FOXK1 is a transcriptional repressor of Wnt signalling. (A) Heatmap highlighting the top 20 transcription factors associated with the Wnt signalling pathway enriched in the *Foxk1* null D5 EB group from the RNAseq dataset. (B) Wnt6 transcript expression during EB differentiation from D2 to D8 in the presence and absence of FOXK1. Note that the expression of Wnt6 remains high at later stages of differentiation compared to the control group where it is down-regulated. (C) A region upstream of *Wnt6* (chr1:74,770,049-74,773,057) that contains a FOXK1 DNA motif, β-catenin-binding site, and decreased chromatin accessibility in the absence of *Foxk1* compared to control EBs at D5. (D) qPCR analysis using FOXK1 ChIP demonstrates a significant enrichment at the *Wnt6* upstream region compared to the Gapdh control region. (E) β-Catenin transactivates the TOP-flash reporter, which is inhibited by FOXK1. Statistical test: Student’s t-test. Data presented as mean ± SEM.

4. Discussion

The heart is the first organ to form and function during development, and its proper formation is crucial for mammals to develop without any congenital anomalies or congenital heart disease.^4,47,59 Several transcription factors and signalling cascades have been identified and have an important role during cardiovascular development; however, the mechanisms that govern this process are still unclear. Forkhead/winged helix transcription factors have been shown to regulate key cellular processes such as cell proliferation, differentiation, chromatin remodelling, metabolism, and others.⁵⁹ We and others have shown that FOXK1 expression is restricted to striated muscle (skeletal and cardiac muscles) during development and that it is essential during skeletal muscle development and regeneration. In the present study, we have used gene disruption strategies, computational genomics, and cellular and molecular techniques to make several fundamental discoveries to decipher an important role for FOXK1 as a regulator of cardiovascular development.

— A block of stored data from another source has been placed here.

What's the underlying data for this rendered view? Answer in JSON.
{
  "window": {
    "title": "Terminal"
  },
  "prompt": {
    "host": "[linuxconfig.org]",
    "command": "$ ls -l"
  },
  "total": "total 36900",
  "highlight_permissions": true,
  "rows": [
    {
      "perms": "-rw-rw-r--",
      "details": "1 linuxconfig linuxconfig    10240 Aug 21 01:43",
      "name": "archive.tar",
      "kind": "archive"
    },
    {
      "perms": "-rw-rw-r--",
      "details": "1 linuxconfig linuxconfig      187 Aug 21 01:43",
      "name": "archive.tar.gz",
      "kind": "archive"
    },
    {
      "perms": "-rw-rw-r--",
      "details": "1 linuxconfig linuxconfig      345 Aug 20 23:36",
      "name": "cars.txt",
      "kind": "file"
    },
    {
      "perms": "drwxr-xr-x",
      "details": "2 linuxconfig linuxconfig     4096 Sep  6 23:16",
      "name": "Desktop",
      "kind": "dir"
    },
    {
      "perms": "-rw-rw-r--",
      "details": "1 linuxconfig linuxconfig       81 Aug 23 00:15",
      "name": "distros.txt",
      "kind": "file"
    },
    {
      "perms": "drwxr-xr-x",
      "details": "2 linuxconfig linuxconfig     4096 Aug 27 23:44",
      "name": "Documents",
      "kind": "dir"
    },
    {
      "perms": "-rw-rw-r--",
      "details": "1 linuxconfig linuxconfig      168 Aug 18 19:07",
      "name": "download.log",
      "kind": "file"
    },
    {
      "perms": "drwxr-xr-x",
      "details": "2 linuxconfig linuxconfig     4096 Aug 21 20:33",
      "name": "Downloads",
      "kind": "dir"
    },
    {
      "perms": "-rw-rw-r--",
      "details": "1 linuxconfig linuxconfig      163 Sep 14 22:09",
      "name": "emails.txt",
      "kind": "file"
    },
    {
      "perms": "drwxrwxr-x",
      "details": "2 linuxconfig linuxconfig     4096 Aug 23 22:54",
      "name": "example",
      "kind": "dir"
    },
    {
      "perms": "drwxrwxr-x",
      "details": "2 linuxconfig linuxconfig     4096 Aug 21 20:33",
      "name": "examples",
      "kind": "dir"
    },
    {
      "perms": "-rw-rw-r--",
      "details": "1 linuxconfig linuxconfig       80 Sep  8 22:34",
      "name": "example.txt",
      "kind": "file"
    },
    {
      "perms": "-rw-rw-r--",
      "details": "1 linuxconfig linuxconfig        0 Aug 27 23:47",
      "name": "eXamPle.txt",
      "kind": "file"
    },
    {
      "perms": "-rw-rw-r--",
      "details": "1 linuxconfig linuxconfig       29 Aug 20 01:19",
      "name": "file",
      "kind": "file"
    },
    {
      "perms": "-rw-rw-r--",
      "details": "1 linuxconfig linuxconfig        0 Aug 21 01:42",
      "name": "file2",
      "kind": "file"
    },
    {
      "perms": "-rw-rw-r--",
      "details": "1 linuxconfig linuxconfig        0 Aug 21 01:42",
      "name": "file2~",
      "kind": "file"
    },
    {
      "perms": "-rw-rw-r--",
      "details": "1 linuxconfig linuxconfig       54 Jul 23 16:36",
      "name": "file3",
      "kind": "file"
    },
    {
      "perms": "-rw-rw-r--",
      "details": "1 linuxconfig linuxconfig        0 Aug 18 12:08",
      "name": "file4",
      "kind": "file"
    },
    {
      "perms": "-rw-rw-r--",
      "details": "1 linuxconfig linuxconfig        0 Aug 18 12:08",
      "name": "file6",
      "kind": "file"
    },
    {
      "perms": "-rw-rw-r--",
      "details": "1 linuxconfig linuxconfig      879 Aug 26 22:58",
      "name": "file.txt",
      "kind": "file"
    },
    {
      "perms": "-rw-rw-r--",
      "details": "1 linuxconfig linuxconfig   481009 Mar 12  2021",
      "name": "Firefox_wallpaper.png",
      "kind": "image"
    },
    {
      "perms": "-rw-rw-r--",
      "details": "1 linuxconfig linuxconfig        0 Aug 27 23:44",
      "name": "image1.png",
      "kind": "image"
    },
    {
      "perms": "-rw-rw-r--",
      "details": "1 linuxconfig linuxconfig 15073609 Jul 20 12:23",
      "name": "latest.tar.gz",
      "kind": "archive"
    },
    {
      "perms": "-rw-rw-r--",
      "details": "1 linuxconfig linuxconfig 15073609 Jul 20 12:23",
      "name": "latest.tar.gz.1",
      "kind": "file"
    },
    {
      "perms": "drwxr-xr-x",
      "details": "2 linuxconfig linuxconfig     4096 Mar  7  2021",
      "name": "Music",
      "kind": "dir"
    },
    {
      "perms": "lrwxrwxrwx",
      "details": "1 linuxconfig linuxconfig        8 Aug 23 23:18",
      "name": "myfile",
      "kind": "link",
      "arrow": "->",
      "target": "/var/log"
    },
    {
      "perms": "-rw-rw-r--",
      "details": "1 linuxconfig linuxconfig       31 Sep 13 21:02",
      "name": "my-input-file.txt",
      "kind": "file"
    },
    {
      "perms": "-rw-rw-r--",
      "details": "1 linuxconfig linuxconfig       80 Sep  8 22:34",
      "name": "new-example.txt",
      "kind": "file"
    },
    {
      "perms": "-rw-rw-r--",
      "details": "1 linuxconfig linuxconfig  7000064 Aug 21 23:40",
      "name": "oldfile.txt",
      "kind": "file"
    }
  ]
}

First, we identified an important role for FOXK1 in the regulation of mesodermal progenitor cell development. Transcriptional analysis of these developing progenitors further demonstrated a significant decrease in the expression of cardiovascular developmental pathways and key regulatory transcription factors such as Isl1, Hand1, Hand2, and Tbx5 in the absence of FOXK1. These data identified FOXK1 as a key regulator of cardiovascular development, particularly of first and second heart field (SHF) structures by regulating the expression of these transcription factors.⁴⁷ While deletion of other forkhead factors can lead to cardiac developmental defects, they appear to be due to secondary effects as their expression is not restricted to developing striated muscle, unlike FOXK1.⁵⁹

Interestingly, in the absence of FOXK1, progenitor cells that could not form cardiac and skeletal muscle progenitors, instead formed vascular progenitor cells. This observation was further validated with the RNAseq analysis that showed an enrichment of vascular developmental pathways in the cells lacking FOXK1. Similar fate changes in the absence of a transcription factor during mesodermal development has been observed with the pioneer factor ETV2,⁶⁰ where Etv2 KO mesodermal progenitors preferentially generated cardiac instead of vascular and blood progenitor cells.⁵² These data suggested that one of the mechanisms by which FOXK1 promoted cardiovascular development was by repressing other lineages such as the vascular lineage.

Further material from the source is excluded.